Unlike Shu and Page though, Hill had difficulty in getting that extra year. He says his department held the perception that the stopping-the-clock policy was for women, not men. Most people he talked to said he would not be granted an extension.

For Hill, the lack of awareness of the policy was discouraging. "Getting that feedback early on was a difficult thing," says Hill. "It increased my stress level.

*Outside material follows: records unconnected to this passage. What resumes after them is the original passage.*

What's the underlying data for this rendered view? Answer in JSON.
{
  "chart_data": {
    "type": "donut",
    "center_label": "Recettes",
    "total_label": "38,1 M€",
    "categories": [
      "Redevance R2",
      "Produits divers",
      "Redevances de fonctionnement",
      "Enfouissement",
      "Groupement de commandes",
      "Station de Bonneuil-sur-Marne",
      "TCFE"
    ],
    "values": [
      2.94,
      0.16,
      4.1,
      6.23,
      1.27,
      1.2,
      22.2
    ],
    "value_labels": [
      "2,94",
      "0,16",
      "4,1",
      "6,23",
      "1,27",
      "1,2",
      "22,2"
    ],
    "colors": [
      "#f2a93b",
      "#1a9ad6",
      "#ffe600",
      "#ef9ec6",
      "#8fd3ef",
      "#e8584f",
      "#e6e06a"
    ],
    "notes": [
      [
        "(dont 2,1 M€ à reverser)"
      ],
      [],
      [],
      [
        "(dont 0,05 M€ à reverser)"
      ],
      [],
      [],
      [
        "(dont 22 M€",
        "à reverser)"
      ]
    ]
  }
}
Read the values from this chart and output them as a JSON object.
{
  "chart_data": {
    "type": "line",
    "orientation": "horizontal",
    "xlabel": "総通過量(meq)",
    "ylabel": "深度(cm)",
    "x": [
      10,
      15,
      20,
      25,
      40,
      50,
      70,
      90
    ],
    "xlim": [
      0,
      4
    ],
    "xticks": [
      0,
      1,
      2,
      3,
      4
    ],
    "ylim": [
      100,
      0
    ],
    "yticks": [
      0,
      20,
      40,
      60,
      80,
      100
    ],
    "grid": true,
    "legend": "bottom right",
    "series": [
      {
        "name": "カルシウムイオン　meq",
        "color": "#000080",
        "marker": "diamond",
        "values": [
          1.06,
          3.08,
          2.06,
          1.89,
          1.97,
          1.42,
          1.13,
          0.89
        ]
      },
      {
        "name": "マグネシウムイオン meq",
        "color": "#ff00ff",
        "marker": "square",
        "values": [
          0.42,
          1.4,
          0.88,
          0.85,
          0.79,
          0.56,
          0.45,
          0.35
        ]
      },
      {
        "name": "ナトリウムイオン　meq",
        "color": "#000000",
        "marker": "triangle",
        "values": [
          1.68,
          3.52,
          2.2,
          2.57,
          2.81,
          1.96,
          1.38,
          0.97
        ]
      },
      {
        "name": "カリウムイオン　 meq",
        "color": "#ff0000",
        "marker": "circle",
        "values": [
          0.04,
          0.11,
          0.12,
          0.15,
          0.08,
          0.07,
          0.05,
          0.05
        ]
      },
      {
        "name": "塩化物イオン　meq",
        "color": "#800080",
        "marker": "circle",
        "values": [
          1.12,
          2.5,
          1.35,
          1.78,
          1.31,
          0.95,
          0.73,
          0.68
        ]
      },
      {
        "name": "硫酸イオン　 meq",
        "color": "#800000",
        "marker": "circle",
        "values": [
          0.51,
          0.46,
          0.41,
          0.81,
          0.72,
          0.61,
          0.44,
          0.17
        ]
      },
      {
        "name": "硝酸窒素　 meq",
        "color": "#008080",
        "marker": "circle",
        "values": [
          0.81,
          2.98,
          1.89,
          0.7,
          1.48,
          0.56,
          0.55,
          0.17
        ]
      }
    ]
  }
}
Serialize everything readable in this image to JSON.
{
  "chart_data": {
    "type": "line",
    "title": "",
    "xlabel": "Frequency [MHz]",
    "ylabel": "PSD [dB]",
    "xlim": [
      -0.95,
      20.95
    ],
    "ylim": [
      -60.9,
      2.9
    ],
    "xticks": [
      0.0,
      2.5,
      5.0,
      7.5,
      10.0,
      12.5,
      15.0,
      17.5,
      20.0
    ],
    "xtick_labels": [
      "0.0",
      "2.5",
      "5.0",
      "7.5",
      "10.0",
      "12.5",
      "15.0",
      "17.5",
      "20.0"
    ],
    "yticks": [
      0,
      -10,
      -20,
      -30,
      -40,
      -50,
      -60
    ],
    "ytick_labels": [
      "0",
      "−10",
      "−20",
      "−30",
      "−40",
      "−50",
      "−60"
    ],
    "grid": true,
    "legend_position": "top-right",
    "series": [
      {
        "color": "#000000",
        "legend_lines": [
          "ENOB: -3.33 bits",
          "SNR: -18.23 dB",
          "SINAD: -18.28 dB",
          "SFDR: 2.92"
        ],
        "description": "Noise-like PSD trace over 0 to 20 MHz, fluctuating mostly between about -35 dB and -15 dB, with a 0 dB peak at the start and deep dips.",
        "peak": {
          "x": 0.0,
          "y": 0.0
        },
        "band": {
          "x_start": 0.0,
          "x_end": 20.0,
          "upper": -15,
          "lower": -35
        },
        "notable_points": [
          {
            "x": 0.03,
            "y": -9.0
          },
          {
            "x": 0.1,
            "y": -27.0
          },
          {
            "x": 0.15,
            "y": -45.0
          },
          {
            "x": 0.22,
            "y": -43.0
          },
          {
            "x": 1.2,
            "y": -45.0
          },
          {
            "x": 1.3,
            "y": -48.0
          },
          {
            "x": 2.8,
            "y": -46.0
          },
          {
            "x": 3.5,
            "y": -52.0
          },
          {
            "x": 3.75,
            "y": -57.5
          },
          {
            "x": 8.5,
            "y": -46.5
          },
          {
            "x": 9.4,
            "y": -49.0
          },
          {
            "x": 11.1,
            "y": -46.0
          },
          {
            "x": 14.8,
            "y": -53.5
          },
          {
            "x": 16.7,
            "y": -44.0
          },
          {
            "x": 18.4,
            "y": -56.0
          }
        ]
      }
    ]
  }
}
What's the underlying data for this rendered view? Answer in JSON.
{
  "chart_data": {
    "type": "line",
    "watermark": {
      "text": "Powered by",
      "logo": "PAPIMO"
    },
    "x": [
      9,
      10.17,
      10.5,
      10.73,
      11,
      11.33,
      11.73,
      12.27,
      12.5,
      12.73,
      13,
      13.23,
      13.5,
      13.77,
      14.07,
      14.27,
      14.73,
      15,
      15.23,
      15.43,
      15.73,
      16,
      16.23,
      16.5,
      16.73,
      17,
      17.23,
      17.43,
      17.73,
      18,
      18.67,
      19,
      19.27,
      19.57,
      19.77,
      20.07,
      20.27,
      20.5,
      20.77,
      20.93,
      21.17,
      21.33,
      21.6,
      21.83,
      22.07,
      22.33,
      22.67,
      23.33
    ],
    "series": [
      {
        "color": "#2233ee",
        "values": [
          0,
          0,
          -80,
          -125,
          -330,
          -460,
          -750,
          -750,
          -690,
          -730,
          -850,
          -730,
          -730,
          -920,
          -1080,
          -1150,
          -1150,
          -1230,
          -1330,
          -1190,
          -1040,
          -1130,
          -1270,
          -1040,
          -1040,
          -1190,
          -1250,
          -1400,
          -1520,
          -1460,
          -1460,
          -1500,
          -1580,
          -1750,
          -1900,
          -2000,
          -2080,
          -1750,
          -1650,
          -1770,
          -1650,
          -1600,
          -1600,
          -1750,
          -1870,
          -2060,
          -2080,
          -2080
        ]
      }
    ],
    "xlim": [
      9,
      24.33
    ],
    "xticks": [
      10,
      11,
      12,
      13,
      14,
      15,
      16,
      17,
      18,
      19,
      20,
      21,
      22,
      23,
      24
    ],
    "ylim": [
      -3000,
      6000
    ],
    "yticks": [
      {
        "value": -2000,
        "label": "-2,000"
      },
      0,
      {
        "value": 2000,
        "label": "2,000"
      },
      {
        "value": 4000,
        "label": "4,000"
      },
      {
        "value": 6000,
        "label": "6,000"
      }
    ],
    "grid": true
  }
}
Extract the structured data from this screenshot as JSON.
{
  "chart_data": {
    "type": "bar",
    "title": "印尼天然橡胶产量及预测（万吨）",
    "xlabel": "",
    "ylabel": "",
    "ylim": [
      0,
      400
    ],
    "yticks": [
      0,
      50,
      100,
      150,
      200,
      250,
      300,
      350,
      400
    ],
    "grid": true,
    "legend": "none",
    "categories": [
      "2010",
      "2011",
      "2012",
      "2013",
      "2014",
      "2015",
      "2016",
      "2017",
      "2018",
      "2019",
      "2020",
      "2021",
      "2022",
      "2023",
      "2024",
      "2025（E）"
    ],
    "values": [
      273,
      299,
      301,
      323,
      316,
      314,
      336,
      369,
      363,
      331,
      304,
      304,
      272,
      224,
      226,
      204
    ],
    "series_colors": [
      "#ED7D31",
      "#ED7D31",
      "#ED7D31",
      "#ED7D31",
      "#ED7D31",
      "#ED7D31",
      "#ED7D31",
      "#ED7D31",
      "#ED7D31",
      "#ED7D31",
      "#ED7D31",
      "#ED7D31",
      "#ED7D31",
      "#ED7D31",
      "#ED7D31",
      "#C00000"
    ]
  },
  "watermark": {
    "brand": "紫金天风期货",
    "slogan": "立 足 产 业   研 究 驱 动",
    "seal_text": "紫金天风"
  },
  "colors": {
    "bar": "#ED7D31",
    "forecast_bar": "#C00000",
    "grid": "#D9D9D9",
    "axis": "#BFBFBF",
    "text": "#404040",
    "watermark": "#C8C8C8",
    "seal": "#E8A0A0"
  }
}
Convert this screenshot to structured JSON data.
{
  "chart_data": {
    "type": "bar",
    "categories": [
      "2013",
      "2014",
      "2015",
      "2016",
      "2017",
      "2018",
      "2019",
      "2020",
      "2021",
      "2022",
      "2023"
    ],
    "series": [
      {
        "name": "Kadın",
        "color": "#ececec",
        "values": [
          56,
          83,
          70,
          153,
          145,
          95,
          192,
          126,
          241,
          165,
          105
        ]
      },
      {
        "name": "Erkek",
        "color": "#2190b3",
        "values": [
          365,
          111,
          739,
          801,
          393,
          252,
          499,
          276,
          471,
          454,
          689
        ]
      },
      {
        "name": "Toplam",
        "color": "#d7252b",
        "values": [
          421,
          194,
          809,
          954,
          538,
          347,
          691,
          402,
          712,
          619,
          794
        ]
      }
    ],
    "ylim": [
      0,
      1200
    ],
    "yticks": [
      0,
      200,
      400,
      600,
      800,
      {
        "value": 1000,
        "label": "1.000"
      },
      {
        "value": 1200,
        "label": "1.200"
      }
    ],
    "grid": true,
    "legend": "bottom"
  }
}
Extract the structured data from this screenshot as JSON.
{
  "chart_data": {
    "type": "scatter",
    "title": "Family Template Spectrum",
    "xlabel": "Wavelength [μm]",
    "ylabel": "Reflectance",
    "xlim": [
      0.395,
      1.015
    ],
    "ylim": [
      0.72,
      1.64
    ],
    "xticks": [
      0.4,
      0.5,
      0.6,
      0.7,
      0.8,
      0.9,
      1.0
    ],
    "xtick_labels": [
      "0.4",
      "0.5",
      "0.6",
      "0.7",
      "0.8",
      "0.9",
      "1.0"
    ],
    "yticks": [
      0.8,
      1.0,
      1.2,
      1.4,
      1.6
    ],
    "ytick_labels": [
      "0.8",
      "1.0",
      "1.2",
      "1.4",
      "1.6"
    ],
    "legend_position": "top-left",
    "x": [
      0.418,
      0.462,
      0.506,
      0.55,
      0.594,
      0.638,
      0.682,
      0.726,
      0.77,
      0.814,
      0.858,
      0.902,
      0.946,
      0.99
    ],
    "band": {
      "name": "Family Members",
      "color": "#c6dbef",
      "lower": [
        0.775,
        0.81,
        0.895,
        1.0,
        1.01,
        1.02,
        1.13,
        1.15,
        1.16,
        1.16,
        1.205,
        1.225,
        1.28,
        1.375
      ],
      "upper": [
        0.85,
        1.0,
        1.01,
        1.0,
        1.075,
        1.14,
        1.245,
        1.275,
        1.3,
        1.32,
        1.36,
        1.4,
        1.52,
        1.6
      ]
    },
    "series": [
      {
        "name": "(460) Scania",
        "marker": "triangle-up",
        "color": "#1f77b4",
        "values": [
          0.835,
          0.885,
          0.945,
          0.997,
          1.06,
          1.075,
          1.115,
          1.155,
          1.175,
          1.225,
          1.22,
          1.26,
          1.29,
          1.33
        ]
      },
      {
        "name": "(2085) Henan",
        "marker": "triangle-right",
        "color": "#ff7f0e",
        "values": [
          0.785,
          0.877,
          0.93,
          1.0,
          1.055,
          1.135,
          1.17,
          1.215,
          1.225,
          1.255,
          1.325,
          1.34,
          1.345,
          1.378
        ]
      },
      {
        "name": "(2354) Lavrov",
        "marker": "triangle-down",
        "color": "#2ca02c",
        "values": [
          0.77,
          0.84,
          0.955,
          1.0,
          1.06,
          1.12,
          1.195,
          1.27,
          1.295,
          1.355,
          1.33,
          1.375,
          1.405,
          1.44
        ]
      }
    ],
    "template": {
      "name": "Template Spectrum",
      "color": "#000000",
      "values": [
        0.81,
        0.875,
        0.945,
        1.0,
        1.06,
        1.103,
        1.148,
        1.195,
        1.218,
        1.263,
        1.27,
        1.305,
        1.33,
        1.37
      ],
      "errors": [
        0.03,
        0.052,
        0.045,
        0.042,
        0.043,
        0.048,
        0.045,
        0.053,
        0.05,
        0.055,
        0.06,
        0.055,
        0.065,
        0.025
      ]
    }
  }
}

I felt I needed to justify why I needed to stop the clock."

Hill had to find out from Barry Klein, the vice chancellor for academic personnel at the time, that male faculty members routinely took advantage of the policy.

Time with children

Despite the extra stress it created early on, Hill says stopping the clock is an important policy. "We want our colleagues to have a good life, not just a good career, and that early time with your children is really important," he said.

Even for faculty who don't end up needing an extra year to gain tenure, stopping the clock can still be an insurance policy.

Barbara Chapman, a neurology, physiology and behavior associate professor, decided to apply for her extra year in 2001 after the birth of her daughter. As an assistant professor for six years, she was worried about her publications output. Though she managed to make tenure by the original deadline, Chapman found comfort about the stop-the-clock option. "It definitely was an insurance policy," she says.